Active notch protects MAPK activated melanoma cell lines from MEK inhibitor cobimetinib.
Porcelli, L, Mazzotta, A, Garofoli, M, Di Fonte, R, Guida, G, Guida, M, Tommasi, S, Azzariti, A
Biomedicine & pharmacotherapy = Biomedecine & pharmacotherapie. 2021;:111006
Abstract
The crosstalk between Notch and MAPK pathway plays a role in MEK inhibitor resistance in BRAFV600E metastatic melanoma (MM) and promotes migration in GNAQQ209L uveal melanoma (UM) cells.
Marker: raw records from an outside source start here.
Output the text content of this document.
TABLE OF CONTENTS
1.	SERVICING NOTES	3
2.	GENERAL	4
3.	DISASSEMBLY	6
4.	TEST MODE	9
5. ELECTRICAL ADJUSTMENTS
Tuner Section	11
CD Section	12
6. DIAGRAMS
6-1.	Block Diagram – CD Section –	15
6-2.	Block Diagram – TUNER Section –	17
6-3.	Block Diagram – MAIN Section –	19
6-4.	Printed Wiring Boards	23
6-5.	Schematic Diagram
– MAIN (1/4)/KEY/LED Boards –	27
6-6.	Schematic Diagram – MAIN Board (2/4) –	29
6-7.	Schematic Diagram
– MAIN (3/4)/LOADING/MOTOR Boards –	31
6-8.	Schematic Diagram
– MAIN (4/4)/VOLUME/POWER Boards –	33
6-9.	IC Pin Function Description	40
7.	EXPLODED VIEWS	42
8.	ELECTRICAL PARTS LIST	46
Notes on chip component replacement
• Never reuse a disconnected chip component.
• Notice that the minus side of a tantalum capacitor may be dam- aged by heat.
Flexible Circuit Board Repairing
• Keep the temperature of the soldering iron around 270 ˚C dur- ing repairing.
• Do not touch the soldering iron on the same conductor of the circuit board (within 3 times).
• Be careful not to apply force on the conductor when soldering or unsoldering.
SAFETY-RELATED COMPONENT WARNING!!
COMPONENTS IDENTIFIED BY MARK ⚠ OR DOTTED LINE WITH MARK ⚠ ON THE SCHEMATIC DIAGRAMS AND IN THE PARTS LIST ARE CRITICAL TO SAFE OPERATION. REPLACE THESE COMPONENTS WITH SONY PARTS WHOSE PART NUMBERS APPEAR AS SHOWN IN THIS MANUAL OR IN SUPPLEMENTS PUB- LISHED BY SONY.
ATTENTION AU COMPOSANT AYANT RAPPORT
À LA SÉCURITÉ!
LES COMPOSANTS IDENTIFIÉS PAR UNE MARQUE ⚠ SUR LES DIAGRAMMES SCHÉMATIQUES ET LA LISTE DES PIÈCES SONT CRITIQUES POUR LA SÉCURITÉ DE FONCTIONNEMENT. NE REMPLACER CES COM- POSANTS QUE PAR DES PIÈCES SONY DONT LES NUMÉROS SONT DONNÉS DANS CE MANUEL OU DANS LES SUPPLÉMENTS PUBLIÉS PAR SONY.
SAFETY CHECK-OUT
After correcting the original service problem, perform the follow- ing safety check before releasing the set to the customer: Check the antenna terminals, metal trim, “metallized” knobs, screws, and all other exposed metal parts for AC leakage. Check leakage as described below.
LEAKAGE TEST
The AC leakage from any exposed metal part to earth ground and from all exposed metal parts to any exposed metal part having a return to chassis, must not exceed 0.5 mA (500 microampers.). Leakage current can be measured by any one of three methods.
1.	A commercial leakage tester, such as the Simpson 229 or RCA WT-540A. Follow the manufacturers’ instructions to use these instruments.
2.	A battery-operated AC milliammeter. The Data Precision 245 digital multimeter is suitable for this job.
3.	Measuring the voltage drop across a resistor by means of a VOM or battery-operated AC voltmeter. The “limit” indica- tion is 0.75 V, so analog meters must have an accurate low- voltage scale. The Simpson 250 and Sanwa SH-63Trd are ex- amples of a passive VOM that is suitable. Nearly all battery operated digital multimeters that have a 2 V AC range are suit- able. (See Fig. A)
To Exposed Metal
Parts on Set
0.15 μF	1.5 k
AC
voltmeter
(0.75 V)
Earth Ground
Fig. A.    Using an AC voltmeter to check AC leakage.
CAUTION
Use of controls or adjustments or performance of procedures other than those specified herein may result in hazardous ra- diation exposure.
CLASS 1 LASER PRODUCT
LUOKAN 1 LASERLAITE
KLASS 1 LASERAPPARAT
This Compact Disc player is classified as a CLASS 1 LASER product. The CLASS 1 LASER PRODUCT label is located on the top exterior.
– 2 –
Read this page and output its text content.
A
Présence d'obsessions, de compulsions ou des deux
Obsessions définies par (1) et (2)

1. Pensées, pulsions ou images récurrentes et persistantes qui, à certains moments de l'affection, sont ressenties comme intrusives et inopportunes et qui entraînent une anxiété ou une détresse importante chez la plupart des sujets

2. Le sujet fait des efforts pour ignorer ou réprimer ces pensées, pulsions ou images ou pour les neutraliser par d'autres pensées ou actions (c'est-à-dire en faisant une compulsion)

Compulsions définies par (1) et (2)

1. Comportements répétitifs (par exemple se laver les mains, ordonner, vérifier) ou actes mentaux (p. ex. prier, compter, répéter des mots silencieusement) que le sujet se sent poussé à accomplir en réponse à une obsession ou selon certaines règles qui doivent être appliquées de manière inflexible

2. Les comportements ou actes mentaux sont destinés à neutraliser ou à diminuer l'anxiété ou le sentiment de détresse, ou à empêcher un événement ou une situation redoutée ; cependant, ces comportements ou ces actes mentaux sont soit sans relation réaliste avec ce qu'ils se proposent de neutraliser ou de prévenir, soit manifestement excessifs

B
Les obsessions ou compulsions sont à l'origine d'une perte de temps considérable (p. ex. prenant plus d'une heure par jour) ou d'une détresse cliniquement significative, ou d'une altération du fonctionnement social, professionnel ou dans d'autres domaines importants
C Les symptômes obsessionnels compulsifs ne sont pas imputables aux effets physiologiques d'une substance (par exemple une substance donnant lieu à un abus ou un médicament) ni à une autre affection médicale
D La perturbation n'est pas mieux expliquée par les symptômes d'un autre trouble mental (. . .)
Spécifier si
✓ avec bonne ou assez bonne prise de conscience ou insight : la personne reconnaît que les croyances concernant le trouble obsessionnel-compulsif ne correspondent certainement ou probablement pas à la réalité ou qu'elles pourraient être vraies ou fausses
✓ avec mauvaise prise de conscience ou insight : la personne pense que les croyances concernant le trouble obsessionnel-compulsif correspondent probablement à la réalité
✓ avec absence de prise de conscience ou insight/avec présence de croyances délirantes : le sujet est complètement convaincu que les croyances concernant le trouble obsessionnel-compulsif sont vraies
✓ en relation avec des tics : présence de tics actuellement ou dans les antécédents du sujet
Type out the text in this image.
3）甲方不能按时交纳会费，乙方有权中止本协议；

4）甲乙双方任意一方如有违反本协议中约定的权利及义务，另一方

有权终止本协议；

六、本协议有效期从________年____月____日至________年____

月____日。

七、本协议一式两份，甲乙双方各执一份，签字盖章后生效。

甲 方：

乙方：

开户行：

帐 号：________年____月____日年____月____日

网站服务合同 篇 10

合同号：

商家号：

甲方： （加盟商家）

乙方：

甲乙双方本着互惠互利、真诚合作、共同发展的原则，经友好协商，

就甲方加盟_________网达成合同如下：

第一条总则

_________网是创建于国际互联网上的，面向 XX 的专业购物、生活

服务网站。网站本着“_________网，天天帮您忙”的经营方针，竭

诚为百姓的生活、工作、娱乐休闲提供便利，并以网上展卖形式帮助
We determined the cytotoxicity of combinatorial inhibition of MEK and Notch by cobimetinib and γ-secretase inhibitor (GSI) nirogacestat, in BRAFV600E and BRAF wt MM and GNAQQ209L UM cells displaying different Erk1/2 and Notch activation status, with the aim to elucidate the impact of Notch signaling in the response to MEK inhibitor. Overall the combination was synergic in BRAFV600E MM and GNAQQ209L UM cells and antagonistic in BRAF wt one. Focusing on UM cells, we found that cobimetinib resulted in G0/G1 phase arrest and apoptosis induction, whereas the combination with GSI increased treatment efficacy by inducing a senescent-like state of cells and by blocking migration towards liver cancer cells. Mechanistically, this was reflected in a strong reduction of cyclin D1, in the inactivation of retinoblastoma protein and in the increase of p27KIP1 expression levels. Of note, each drug alone prevented Notch signaling activation resulting in inhibition of c-jun(Ser63) and Hes-1 expression. The combination achieved the strongest inhibition on Notch signaling and on both c-jun(Ser63) and Erk1/2 activation level. In conclusion we unveiled a coordinate action of MAPK and Notch signaling in promoting proliferation of BRAFV600E MM and GNAQQ209L UM cells. Remarkably, the simultaneous inhibition of MEK and Notch signaling highlighted a role for the second pathway in protecting cells against senescence in GNAQQ209L UM cells treated with the MEK inhibitor.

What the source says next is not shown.